To test how different mixes of policies would perform, Mr. Buckler has run computer simulations to show what would happen to returns if people lived significantly longer than expected.
But even with a math whiz calculating every possibility, some risks may not be apparent until after the fact. How can a computer accurately predict what would happen if health reform passed, for example, and better care for a large number of Americans meant that people generally started living longer? Or if a magic-bullet cure for all types of cancer was developed?
If the computer models were wrong, investors could lose a lot of money.
As unlikely as those assumptions may seem, that is effectively what happened with many securitized subprime loans that were given triple-A ratings.
Investment banks that sold these securities sought to lower the risks by, among other things, packaging mortgages from different regions and with differing credit levels of the borrowers. They thought that if house prices dropped in one region — say Florida, causing widespread defaults in that part of the portfolio — it was highly unlikely that they would fall at the same time in, say, California.
Indeed, economists noted that historically, housing prices had fallen regionally but never nationwide. When they did fall nationwide, investors lost hundreds of billions of dollars.
Both Standard & Poor’s and Moody’s, which gave out many triple-A ratings and were burned by that experience, are approaching life settlements with greater caution.
Standard & Poor’s, which rated a similar deal called Dignity Partners in the 1990s, declined to comment on its plans. Moody’s said it has been approached by financial firms interested in securitizing life settlements, but has not yet seen a portfolio of policies that meets its standards.
Investor Appetite
Despite the mortgage debacle, investors like Andrew Terrell are intrigued.

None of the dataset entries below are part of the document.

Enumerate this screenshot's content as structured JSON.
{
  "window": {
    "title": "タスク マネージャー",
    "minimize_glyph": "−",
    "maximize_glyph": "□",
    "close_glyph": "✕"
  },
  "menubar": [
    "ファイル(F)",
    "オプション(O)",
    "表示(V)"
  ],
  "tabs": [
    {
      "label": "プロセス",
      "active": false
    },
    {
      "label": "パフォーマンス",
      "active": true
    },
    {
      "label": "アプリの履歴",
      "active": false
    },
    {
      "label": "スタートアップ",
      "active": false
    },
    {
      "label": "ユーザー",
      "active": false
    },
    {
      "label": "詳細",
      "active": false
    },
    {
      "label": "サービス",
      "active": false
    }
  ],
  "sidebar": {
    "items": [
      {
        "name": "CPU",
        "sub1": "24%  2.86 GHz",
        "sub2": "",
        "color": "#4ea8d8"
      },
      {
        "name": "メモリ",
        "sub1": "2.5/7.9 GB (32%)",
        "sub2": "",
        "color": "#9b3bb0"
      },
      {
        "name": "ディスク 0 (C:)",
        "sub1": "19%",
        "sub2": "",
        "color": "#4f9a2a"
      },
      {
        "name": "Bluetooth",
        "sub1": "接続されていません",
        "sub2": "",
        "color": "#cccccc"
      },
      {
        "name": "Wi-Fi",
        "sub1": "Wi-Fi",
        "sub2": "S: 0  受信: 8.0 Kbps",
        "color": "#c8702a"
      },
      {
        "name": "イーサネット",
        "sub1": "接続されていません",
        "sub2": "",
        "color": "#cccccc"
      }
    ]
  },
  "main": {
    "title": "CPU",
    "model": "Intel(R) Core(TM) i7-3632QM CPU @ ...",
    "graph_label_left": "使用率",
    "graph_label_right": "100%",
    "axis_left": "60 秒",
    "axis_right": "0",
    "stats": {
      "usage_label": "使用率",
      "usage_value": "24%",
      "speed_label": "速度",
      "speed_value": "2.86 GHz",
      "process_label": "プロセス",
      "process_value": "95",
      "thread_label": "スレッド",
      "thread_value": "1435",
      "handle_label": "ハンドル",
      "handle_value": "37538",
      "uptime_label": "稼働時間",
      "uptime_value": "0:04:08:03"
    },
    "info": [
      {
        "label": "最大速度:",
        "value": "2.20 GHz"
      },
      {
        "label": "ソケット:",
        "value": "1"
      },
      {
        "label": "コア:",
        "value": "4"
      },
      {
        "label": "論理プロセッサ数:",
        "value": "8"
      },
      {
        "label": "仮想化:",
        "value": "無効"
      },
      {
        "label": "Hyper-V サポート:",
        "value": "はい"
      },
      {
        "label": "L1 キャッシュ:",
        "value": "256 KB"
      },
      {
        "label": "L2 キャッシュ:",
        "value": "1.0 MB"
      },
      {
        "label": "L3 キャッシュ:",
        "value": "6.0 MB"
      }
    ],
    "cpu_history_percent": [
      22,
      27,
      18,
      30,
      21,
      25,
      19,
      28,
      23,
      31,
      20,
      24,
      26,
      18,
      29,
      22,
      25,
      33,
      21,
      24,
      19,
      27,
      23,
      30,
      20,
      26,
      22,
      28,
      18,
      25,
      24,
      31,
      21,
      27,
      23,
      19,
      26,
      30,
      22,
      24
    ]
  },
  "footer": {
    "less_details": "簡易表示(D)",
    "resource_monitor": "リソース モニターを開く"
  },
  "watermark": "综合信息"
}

Mr. Terrell was the co-head of Bear Stearns’s longevity and mortality desk — which traded unrated portfolios of life settlements — and later worked at Goldman Sachs’s Institutional Life Companies, a venture that was introducing a trading platform for life settlements. He thinks securitized life policies have big potential, explaining that investors who want to spread their risks are constantly looking for new investments that do not move in tandem with their other investments.
“It’s an interesting asset class because it’s less correlated to the rest of the market than other asset classes,” Mr. Terrell said.
Some academics who have studied life settlement securitization agree it is a good idea. One difference, they concur, is that death is not correlated to the rise and fall of stocks.
“These assets do not have risks that are difficult to estimate and they are not, for the most part, exposed to broader economic risks,” said Joshua Coval, a professor of finance at the Harvard Business School. “By pooling and tranching, you are not amplifying systemic risks in the underlying assets.”
The insurance industry is girding for a fight. “Just as all mortgage providers have been tarred by subprime mortgages, so too is the concern that all life insurance companies would be tarred with the brush of subprime life insurance settlements,” said Michael Lovendusky, vice president and associate general counsel of the American Council of Life Insurers, a trade group that represents life insurance companies.
And the industry may find allies in government. Among those expressing concern about life settlements at the Senate committee hearing in April were insurance regulators from Florida and Illinois, who argued that regulation was inadequate.
“The securitization of life settlements adds another element of possible risk to an industry that is already in need of enhanced regulations, more transparency and consumer safeguards,” said Senator Herb Kohl, the Democrat from Wisconsin who is chairman of the Special Committee on Aging.
DBRS agrees on the need to be careful. “We want this market to flourish in a safe way,” Ms. Tillwitz said.